The Children
Thanks to NetGalley, William Morrow, HarperAudio Adult, I got to read The Children by Melissa Albert with my eyes and ears over the weekend, and I loved it. The audiobook enchanted me immediately, beautifully narrated by Rebecca Lowman and with its fully produced first chapter of the story within the story, and as the fictional world gave way to the darker reality within, I remained so.
The Children bounces between Guinevere's adult self and her child self - really her two child selves - the self from the "real" world and the one from the pages of the Ninth City books, a series of bestselling children's books her mother wrote in which she and her brother Ennis were the stars.
I have written and rewritten this review at least five times.
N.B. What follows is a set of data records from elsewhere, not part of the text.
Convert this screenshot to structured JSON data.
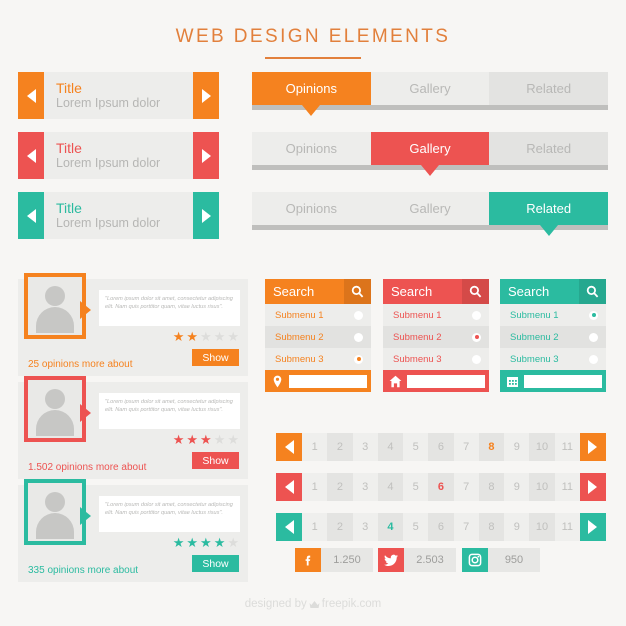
{
  "page": {
    "title": "WEB DESIGN ELEMENTS",
    "background": "#F7F6F4",
    "title_color": "#E2803C"
  },
  "palette": {
    "orange": "#F5821F",
    "red": "#ED5351",
    "teal": "#2BBBA0",
    "gray_light": "#EDEDEB",
    "gray_mid": "#E3E3E1",
    "gray_rail": "#BFBFBD",
    "text_gray": "#B8B8B6"
  },
  "sliders": [
    {
      "name": "slider-orange",
      "title": "Title",
      "subtitle": "Lorem Ipsum dolor",
      "color": "#F5821F",
      "prev_icon": "chevron-left-icon",
      "next_icon": "chevron-right-icon"
    },
    {
      "name": "slider-red",
      "title": "Title",
      "subtitle": "Lorem Ipsum dolor",
      "color": "#ED5351",
      "prev_icon": "chevron-left-icon",
      "next_icon": "chevron-right-icon"
    },
    {
      "name": "slider-teal",
      "title": "Title",
      "subtitle": "Lorem Ipsum dolor",
      "color": "#2BBBA0",
      "prev_icon": "chevron-left-icon",
      "next_icon": "chevron-right-icon"
    }
  ],
  "tabbars": [
    {
      "name": "tabbar-orange",
      "color": "#F5821F",
      "active_index": 0,
      "tabs": [
        "Opinions",
        "Gallery",
        "Related"
      ]
    },
    {
      "name": "tabbar-red",
      "color": "#ED5351",
      "active_index": 1,
      "tabs": [
        "Opinions",
        "Gallery",
        "Related"
      ]
    },
    {
      "name": "tabbar-teal",
      "color": "#2BBBA0",
      "active_index": 2,
      "tabs": [
        "Opinions",
        "Gallery",
        "Related"
      ]
    }
  ],
  "testimonials": [
    {
      "name": "testimonial-orange",
      "color": "#F5821F",
      "quote": "\"Lorem ipsum dolor sit amet, consectetur adipiscing elit. Nam quis porttitor quam, vitae luctus risus\".",
      "rating": 2,
      "max_rating": 5,
      "opinions": "25 opinions more about",
      "button": "Show"
    },
    {
      "name": "testimonial-red",
      "color": "#ED5351",
      "quote": "\"Lorem ipsum dolor sit amet, consectetur adipiscing elit. Nam quis porttitor quam, vitae luctus risus\".",
      "rating": 3,
      "max_rating": 5,
      "opinions": "1.502 opinions more about",
      "button": "Show"
    },
    {
      "name": "testimonial-teal",
      "color": "#2BBBA0",
      "quote": "\"Lorem ipsum dolor sit amet, consectetur adipiscing elit. Nam quis porttitor quam, vitae luctus risus\".",
      "rating": 4,
      "max_rating": 5,
      "opinions": "335 opinions more about",
      "button": "Show"
    }
  ],
  "search_widgets": [
    {
      "name": "search-widget-orange",
      "color": "#F5821F",
      "label": "Search",
      "search_icon": "magnifier-icon",
      "items": [
        "Submenu 1",
        "Submenu 2",
        "Submenu 3"
      ],
      "selected_index": 2,
      "footer_icon": "location-pin-icon",
      "footer_placeholder": ""
    },
    {
      "name": "search-widget-red",
      "color": "#ED5351",
      "label": "Search",
      "search_icon": "magnifier-icon",
      "items": [
        "Submenu 1",
        "Submenu 2",
        "Submenu 3"
      ],
      "selected_index": 1,
      "footer_icon": "home-icon",
      "footer_placeholder": ""
    },
    {
      "name": "search-widget-teal",
      "color": "#2BBBA0",
      "label": "Search",
      "search_icon": "magnifier-icon",
      "items": [
        "Submenu 1",
        "Submenu 2",
        "Submenu 3"
      ],
      "selected_index": 0,
      "footer_icon": "calendar-icon",
      "footer_placeholder": ""
    }
  ],
  "pagers": [
    {
      "name": "pagination-orange",
      "color": "#F5821F",
      "pages": [
        "1",
        "2",
        "3",
        "4",
        "5",
        "6",
        "7",
        "8",
        "9",
        "10",
        "11"
      ],
      "active": "8",
      "prev_icon": "chevron-left-icon",
      "next_icon": "chevron-right-icon"
    },
    {
      "name": "pagination-red",
      "color": "#ED5351",
      "pages": [
        "1",
        "2",
        "3",
        "4",
        "5",
        "6",
        "7",
        "8",
        "9",
        "10",
        "11"
      ],
      "active": "6",
      "prev_icon": "chevron-left-icon",
      "next_icon": "chevron-right-icon"
    },
    {
      "name": "pagination-teal",
      "color": "#2BBBA0",
      "pages": [
        "1",
        "2",
        "3",
        "4",
        "5",
        "6",
        "7",
        "8",
        "9",
        "10",
        "11"
      ],
      "active": "4",
      "prev_icon": "chevron-left-icon",
      "next_icon": "chevron-right-icon"
    }
  ],
  "social": [
    {
      "name": "social-facebook",
      "icon": "facebook-icon",
      "glyph": "f",
      "count": "1.250",
      "color": "#F5821F"
    },
    {
      "name": "social-twitter",
      "icon": "twitter-icon",
      "glyph": "t",
      "count": "2.503",
      "color": "#ED5351"
    },
    {
      "name": "social-instagram",
      "icon": "instagram-icon",
      "glyph": "i",
      "count": "950",
      "color": "#2BBBA0"
    }
  ],
  "credit": {
    "prefix": "designed by",
    "icon": "freepik-crown-icon",
    "brand": "freepik.com"
  }
}
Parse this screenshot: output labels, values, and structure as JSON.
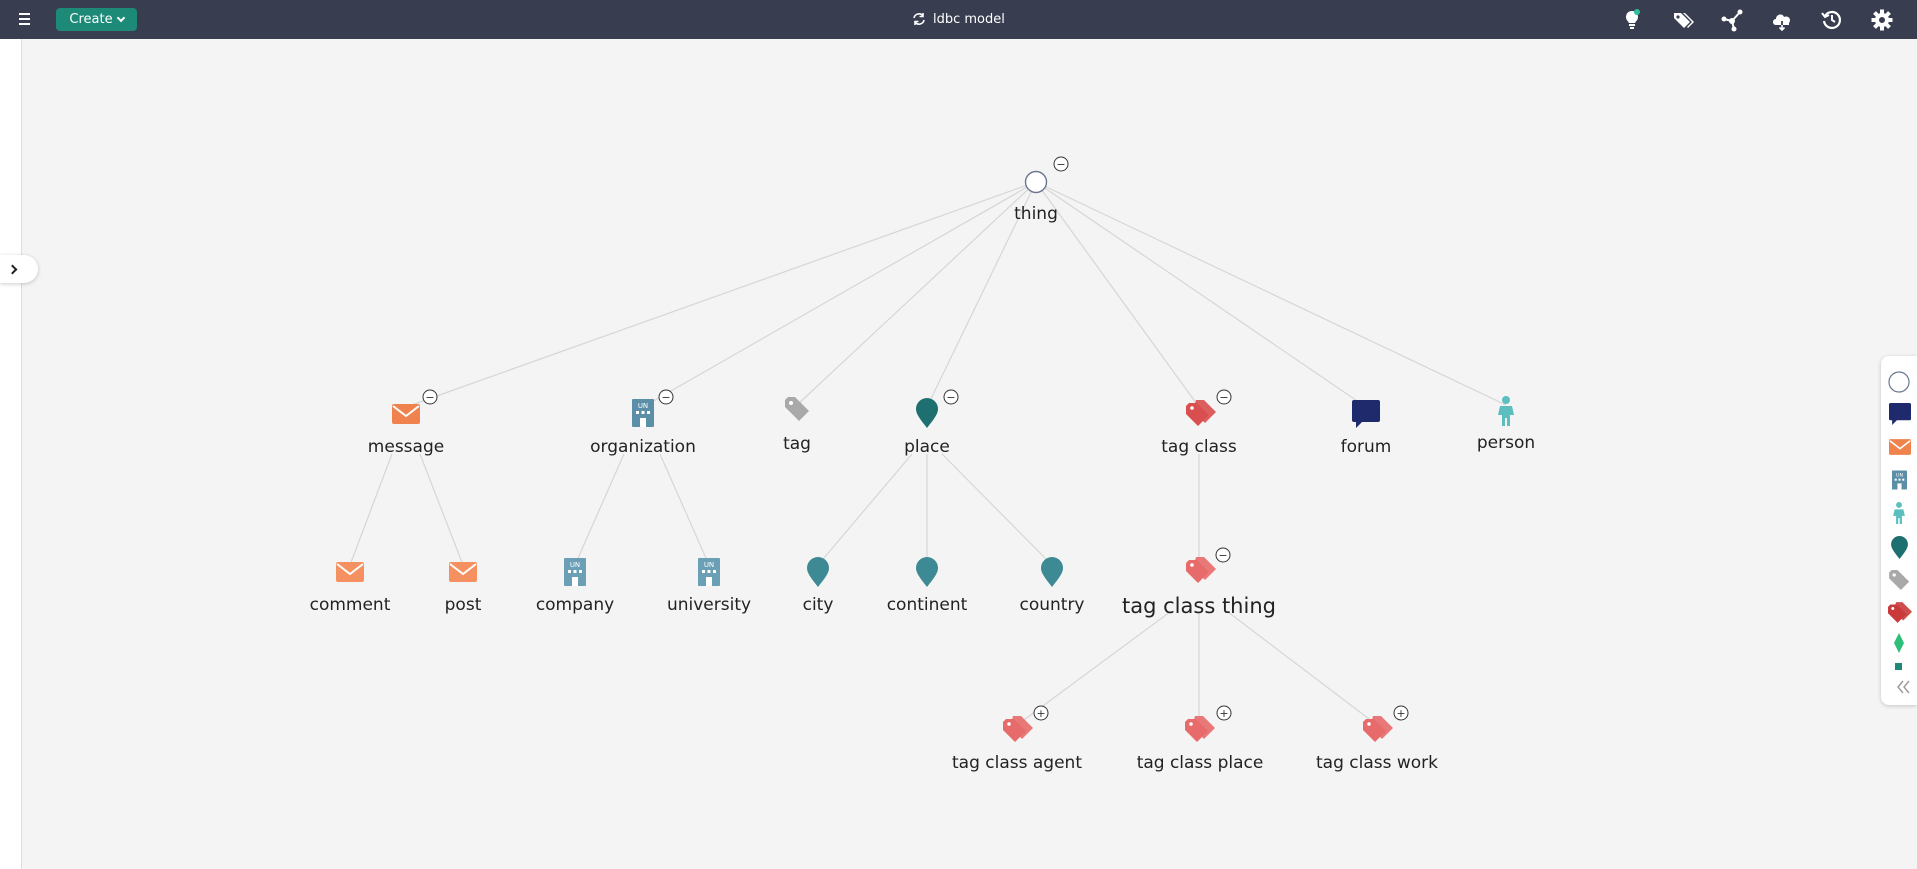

The book is so beautifully written that I want my review to talk about how it's really just a fairy tale to make you think about your own childhood and how the legacy of it impacts your life today and how much you should let it, about the stories you tell yourself then and now, about the way our adult memory clarifies the way we saw the world as children except when it doesn't.
Maybe I'm already doing the same thing to this book - yes, it is that, but it's also a story about a sister and a brother, the bonds they forged during their childhood of neglect even as the world assumed they were charmed, and how that bond carried them through life even during their estrangement.
It's also an engaging mystery, as I turned page after page so I could understand what was going on then, how it relates to what's going on now, and how it's all going to turn out.
We see Guin writing as a child, so why did she have a ghostwriter do her memoir? She and Ennis were inseparable, why did he stop talking to her? What really happened on the night of the fire that killed their parents?
I am not telling you, so go read The Children right now so we can talk about it.